The Wall Street Journal has an article up today (via 43folders) about managing your e-mail, which, if it isn’t anything groundbreaking, nonetheless usefully rounds up all the usual productivity experts for handy quotations.   In particular, Merlin Mann reminds us, yet again, that “checking email and not doing anything about it is the worst habit.”

This is my worst time management sin.  (Um, besides blogging.)

On days when I’m with The Little Man, for instance, I will use “let me just look at my e-mail for a second” as an excuse for a break, or, while I’m doing some chore on those days, I’ll extend it by looking at e-mail.  So I *see* the messages, but I rarely actually answer them then, because it’s time to play again.  By the time I can actually answer the messages properly, there’s more new ones–sometimes pushing the unanswered, but read, messages right off the screen, into the undifferentiated morass of “read, but unfiled” messages.  Whether those messages get answered is really a function of the level of crisis on any given day.
(While typing this, I clicked “refresh inbox” in order to pause and figure out how to say something.  It really is a disease.)
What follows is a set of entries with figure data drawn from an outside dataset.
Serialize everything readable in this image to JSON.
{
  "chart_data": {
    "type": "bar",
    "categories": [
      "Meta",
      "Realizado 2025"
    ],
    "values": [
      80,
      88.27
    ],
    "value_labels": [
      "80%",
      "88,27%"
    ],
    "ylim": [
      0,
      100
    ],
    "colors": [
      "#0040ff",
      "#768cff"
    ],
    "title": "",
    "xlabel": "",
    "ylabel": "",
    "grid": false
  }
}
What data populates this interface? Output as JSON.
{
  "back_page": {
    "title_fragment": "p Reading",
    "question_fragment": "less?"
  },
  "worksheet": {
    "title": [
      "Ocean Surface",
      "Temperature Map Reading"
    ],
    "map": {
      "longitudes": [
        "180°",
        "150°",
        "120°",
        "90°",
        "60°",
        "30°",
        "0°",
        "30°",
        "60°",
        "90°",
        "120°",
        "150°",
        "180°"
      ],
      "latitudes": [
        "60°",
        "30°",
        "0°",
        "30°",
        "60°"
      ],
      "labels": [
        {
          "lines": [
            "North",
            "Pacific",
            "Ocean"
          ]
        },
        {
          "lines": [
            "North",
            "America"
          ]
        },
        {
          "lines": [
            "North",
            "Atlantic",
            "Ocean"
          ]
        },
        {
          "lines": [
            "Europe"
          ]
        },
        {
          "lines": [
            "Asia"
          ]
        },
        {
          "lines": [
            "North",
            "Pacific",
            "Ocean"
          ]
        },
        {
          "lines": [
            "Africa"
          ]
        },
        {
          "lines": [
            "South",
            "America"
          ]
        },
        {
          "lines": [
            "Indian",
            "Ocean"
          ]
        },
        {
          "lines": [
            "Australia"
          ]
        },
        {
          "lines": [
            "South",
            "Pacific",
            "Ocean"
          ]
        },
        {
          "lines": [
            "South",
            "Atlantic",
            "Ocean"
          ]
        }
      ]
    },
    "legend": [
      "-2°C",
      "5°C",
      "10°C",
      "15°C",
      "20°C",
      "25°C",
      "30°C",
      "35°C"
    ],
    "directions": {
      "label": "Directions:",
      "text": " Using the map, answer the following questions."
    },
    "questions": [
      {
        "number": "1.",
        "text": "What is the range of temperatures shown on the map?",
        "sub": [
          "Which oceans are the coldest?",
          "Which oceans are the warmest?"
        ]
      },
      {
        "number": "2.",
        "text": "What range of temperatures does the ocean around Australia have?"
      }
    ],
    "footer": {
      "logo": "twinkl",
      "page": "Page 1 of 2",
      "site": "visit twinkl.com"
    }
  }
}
(Damn.  I did it again, on my other e-mail account.)

This semester, A and I are trying out a new strategy of scheduling our time much more explicitly.  Once we get our hours divided up* correctly, I’ll have to fill in specific e-mail times and try to stick to them.

*We divide up the hours such that someone is always with The Little Man.  So, there’s a complicated heuristic about prioritizing time: Who’s teaching, who’s got a conference, who’s got a writing deadline, who likes to work late, who likes to get up psychotically early and work, etc.  It’s not pretty.